Blaine, acostado en su cama, miraba fijamente el techo de la sala del hospital. Una brisa fresca entraba por la ventana próxima y las hojas verdes de un árbol exterior rozaban jugueteando con la pared. Debería ser un árbol obstinado y pertinaz, que se resistiera a perder su verde ropaje, ya que se encontraban en la última época de octubre.

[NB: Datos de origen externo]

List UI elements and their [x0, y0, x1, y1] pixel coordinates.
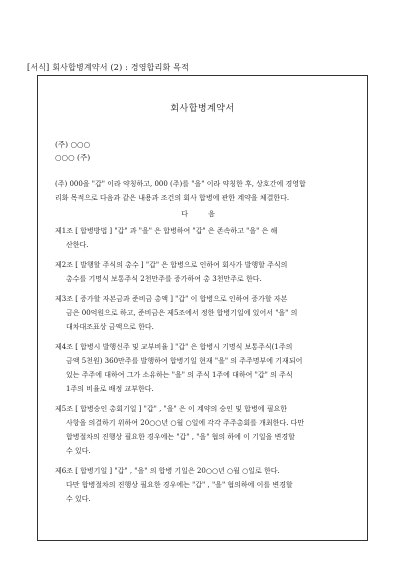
document-title: 회사합병계약서 — [170, 104, 235, 114]
contract-document — [37, 75, 368, 541]
article-4 — [55, 340, 358, 396]
intro-paragraph — [55, 177, 355, 205]
article-list — [55, 224, 358, 512]
article-line: 제1조 [ 합병방법 ] "갑" 과 "을" 은 합병하여 "갑" 은 존속하고 "을" 은 해 — [55, 227, 278, 235]
article-1 — [55, 224, 358, 252]
article-line: 제2조 [ 발행할 주식의 총수 ] "갑" 은 합병으로 인하여 회사가 발행할 주식의 — [55, 261, 288, 269]
article-6 — [55, 464, 358, 506]
article-5 — [55, 402, 358, 458]
article-line: 합병절차의 진행상 필요한 경우에는 "갑" , "을" 협의 하에 이 기일을 변경할 — [66, 433, 295, 441]
article-line: 제6조 [ 합병기일 ] "갑" , "을" 의 합병 기일은 20○○년 ○월 ○일로 한다. — [55, 467, 280, 475]
intro-line: (주) 000을 "갑" 이라 약칭하고, 000 (주)를 "을" 이라 약칭한 후, 상호간에 경영합 — [55, 180, 306, 188]
article-line: 산한다. — [66, 241, 89, 249]
article-line: 있는 주주에 대하여 그가 소유하는 "을" 의 주식 1주에 대하여 "갑" 의 주식 — [66, 371, 293, 379]
article-line: 제3조 [ 증가할 자본금과 준비금 총액 ] "갑" 이 합병으로 인하여 증가할 자본 — [55, 295, 288, 303]
article-line: 제5조 [ 합병승인 총회기일 ] "갑" , "을" 은 이 계약의 승인 및 합병에 필요한 — [55, 405, 287, 413]
article-line: 제4조 [ 합병시 발행신주 및 교부비율 ] "갑" 은 합병시 기명식 보통주식(1주의 — [55, 343, 293, 351]
party-gap: (주) ○○○ — [55, 140, 91, 149]
section-heading: 다 음 — [181, 210, 224, 218]
article-line: 금액 5천원) 360만주를 발행하여 합병기일 현재 "을" 의 주주명부에 기재되어 — [66, 357, 303, 365]
article-line: 금은 00억원으로 하고, 준비금은 제5조에서 정한 합병기일에 있어서 "을" 의 — [66, 309, 298, 317]
article-2 — [55, 258, 358, 286]
article-line: 대차대조표상 금액으로 한다. — [66, 323, 154, 331]
article-line: 총수를 기명식 보통주식 2천만주를 증가하여 총 3천만주로 한다. — [66, 275, 262, 283]
article-line: 1주의 비율로 배정 교부한다. — [66, 385, 154, 393]
form-heading: [서식] 회사합병계약서 (2) : 경영합리화 목적 — [27, 63, 190, 72]
party-eul: ○○○ (주) — [55, 153, 91, 162]
article-line: 수 있다. — [66, 495, 91, 503]
article-line: 다만 합병절차의 진행상 필요한 경우에는 "갑" , "을" 협의하에 이를 변경할 — [66, 481, 293, 489]
article-3 — [55, 292, 358, 334]
article-line: 사항을 의결하기 위하여 20○○년 ○월 ○일에 각각 주주총회를 개최한다. 다만 — [66, 419, 305, 427]
article-line: 수 있다. — [66, 447, 91, 455]
intro-line: 리화 목적으로 다음과 같은 내용과 조건의 회사 합병에 관한 계약을 체결한다. — [55, 194, 290, 202]
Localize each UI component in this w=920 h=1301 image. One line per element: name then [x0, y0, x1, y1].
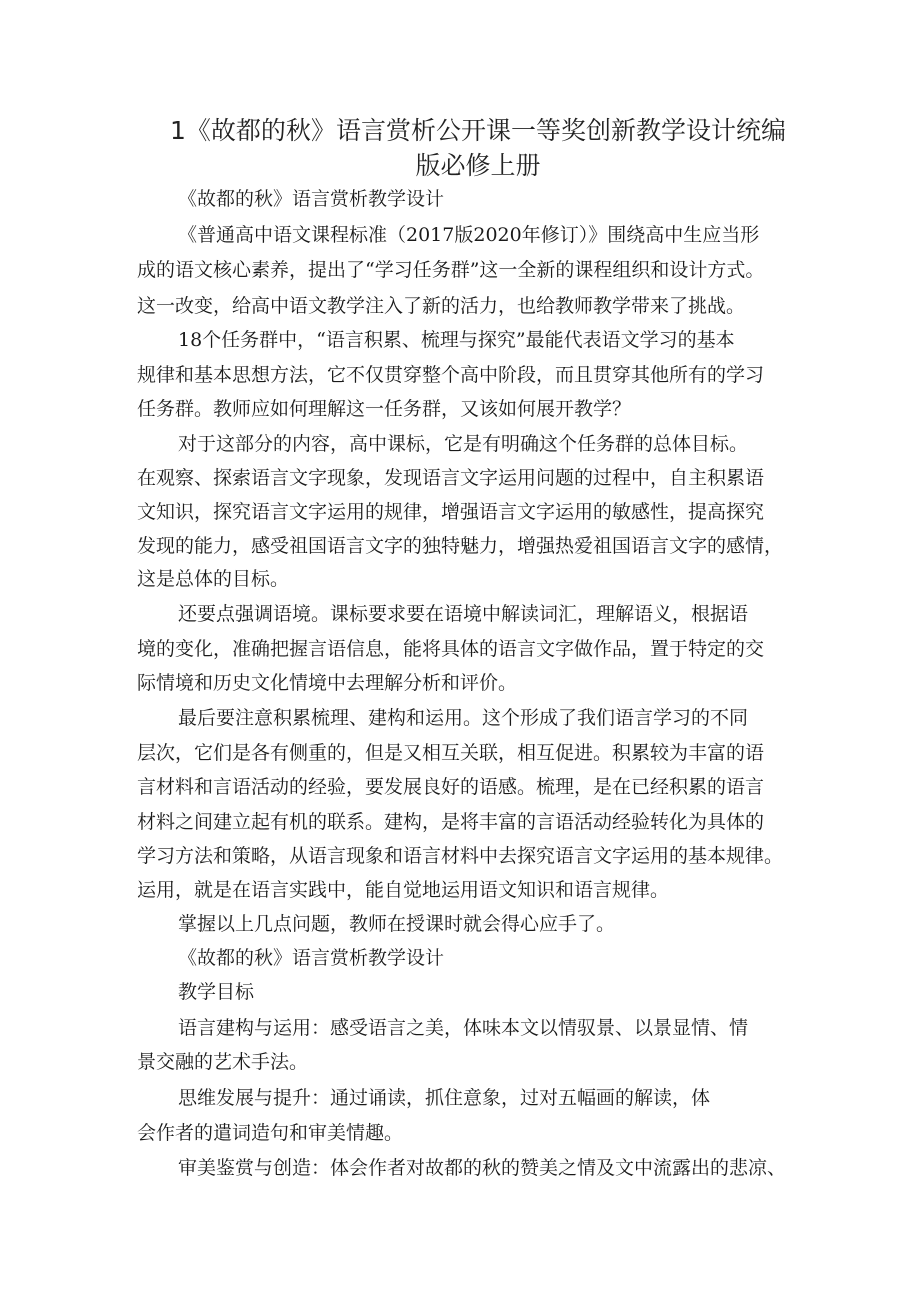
paragraph-line: 会作者的遣词造句和审美情趣。 — [137, 1122, 404, 1144]
paragraph-line: 际情境和历史文化情境中去理解分析和评价。 — [137, 672, 518, 694]
section-heading: 《故都的秋》语言赏析教学设计 — [178, 188, 445, 210]
paragraph-line: 学习方法和策略，从语言现象和语言材料中去探究语言文字运用的基本规律。 — [137, 845, 784, 867]
title-line-1: 1《故都的秋》语言赏析公开课一等奖创新教学设计统编 — [170, 116, 786, 145]
paragraph-line: 层次，它们是各有侧重的，但是又相互关联，相互促进。积累较为丰富的语 — [137, 742, 765, 764]
paragraph-line: 发现的能力，感受祖国语言文字的独特魅力，增强热爱祖国语言文字的感情， — [137, 535, 784, 557]
paragraph-line: 文知识，探究语言文字运用的规律，增强语言文字运用的敏感性，提高探究 — [137, 501, 765, 523]
paragraph-line: 还要点强调语境。课标要求要在语境中解读词汇，理解语义，根据语 — [178, 603, 749, 625]
section-heading: 《故都的秋》语言赏析教学设计 — [178, 947, 445, 969]
paragraph-line: 运用，就是在语言实践中，能自觉地运用语文知识和语言规律。 — [137, 879, 670, 901]
paragraph-line: 审美鉴赏与创造：体会作者对故都的秋的赞美之情及文中流露出的悲凉、 — [178, 1157, 787, 1179]
paragraph-line: 任务群。教师应如何理解这一任务群，又该如何展开教学？ — [137, 398, 632, 420]
paragraph-line: 景交融的艺术手法。 — [137, 1051, 309, 1073]
section-heading: 教学目标 — [178, 981, 255, 1003]
title-line-2: 版必修上册 — [415, 151, 541, 180]
paragraph-line: 规律和基本思想方法，它不仅贯穿整个高中阶段，而且贯穿其他所有的学习 — [137, 364, 765, 386]
paragraph-line: 在观察、探索语言文字现象，发现语言文字运用问题的过程中，自主积累语 — [137, 467, 765, 489]
paragraph-line: 掌握以上几点问题，教师在授课时就会得心应手了。 — [178, 913, 616, 935]
paragraph-line: 材料之间建立起有机的联系。建构，是将丰富的言语活动经验转化为具体的 — [137, 811, 765, 833]
paragraph-line: 这一改变，给高中语文教学注入了新的活力，也给教师教学带来了挑战。 — [137, 295, 746, 317]
paragraph-line: 对于这部分的内容，高中课标，它是有明确这个任务群的总体目标。 — [178, 433, 749, 455]
paragraph-line: 成的语文核心素养，提出了“学习任务群”这一全新的课程组织和设计方式。 — [137, 259, 765, 281]
paragraph-line: 这是总体的目标。 — [137, 568, 290, 590]
document-title — [138, 113, 818, 183]
paragraph-line: 语言建构与运用：感受语言之美，体味本文以情驭景、以景显情、情 — [178, 1017, 749, 1039]
paragraph-line: 境的变化，准确把握言语信息，能将具体的语言文字做作品，置于特定的交 — [137, 638, 765, 660]
paragraph-line: 18个任务群中，“语言积累、梳理与探究”最能代表语文学习的基本 — [178, 329, 735, 351]
paragraph-line: 《普通高中语文课程标准（2017版2020年修订）》围绕高中生应当形 — [178, 224, 760, 246]
paragraph-line: 最后要注意积累梳理、建构和运用。这个形成了我们语言学习的不同 — [178, 707, 749, 729]
paragraph-line: 思维发展与提升：通过诵读，抓住意象，过对五幅画的解读，体 — [178, 1087, 711, 1109]
paragraph-line: 言材料和言语活动的经验，要发展良好的语感。梳理，是在已经积累的语言 — [137, 776, 765, 798]
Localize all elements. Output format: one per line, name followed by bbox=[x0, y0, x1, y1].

Oyó el apagado rumor de los ruidos que le llegaban desde los corredores, más allá de la sala que ocupaba, mientras el picante olor antiséptico continuaba flotando en el aire circundante. «Tenía que marcharse, pensó, tenía que continuar su camino a toda costa». Pero su camino, ¿hacia dónde? Sólo tenía el que le dirigía hacia Pierre, desde luego, hacia Pierre y Harriet, si Harriet continuaba allí. Pero hallar a Pierre, en sí, era algo sin sentido y que no constituía un propósito determinado. Hasta donde podía imaginar no había en todo aquello propósito alguno. Era sencillamente un lugar a donde dirigir temporalmente su carrera constante, en su huida sin descanso.
En realidad, no hacía otra cosa que huir, huir siempre, en una carrera ciega y desesperada. Se hallaba corriendo, desde el mismo instante en que volvió de su última misión en las estrellas lejanas, allá en el Anzuelo. Y lo peor de todo era que corría y huía sin una finalidad, lo hacía para estar seguro, para escapar a una imaginaria amenaza mortal.
La falta de finalidad también hiere y destroza a un hombre. Hace de él una cosa vacía.
Continuó como estaba y pensando con amargura, otra vez más, si realmente había sido inteligente el haber huido de aquella forma del Anzuelo, si era aquella la cosa que debía de haber hecho. Entonces recordó a Freddy Bates, con su sonrisa hipócrita, la maldad en sus ojos y la pistola en el bolsillo. Y entonces no le cupo duda de que realmente había hecho lo que tenía que hacer.
Pero en alguna parte debería existir algo a qué asirse, algo a qué dedicarse, un jirón de esperanza o la promesa de algo para qué vivir. Lo que no podría sería continuar huyendo siempre de aquella forma, sin propósito definido. Un día tendría que llegar en que debería detenerse y sentar los pies y mirar a su alrededor.
En su cama, Riley continuaba inmóvil, respirando con dificultad, quejándose inconsciente y sin pronunciar palabra. No tenía sentido alguno permanecer en el hospital, como el doctor Wetmore deseaba, ya que no había nada que el médico pudiera encontrar, ni nada que Blaine pudiera decirle, y ningún provecho existía para ninguno de los dos.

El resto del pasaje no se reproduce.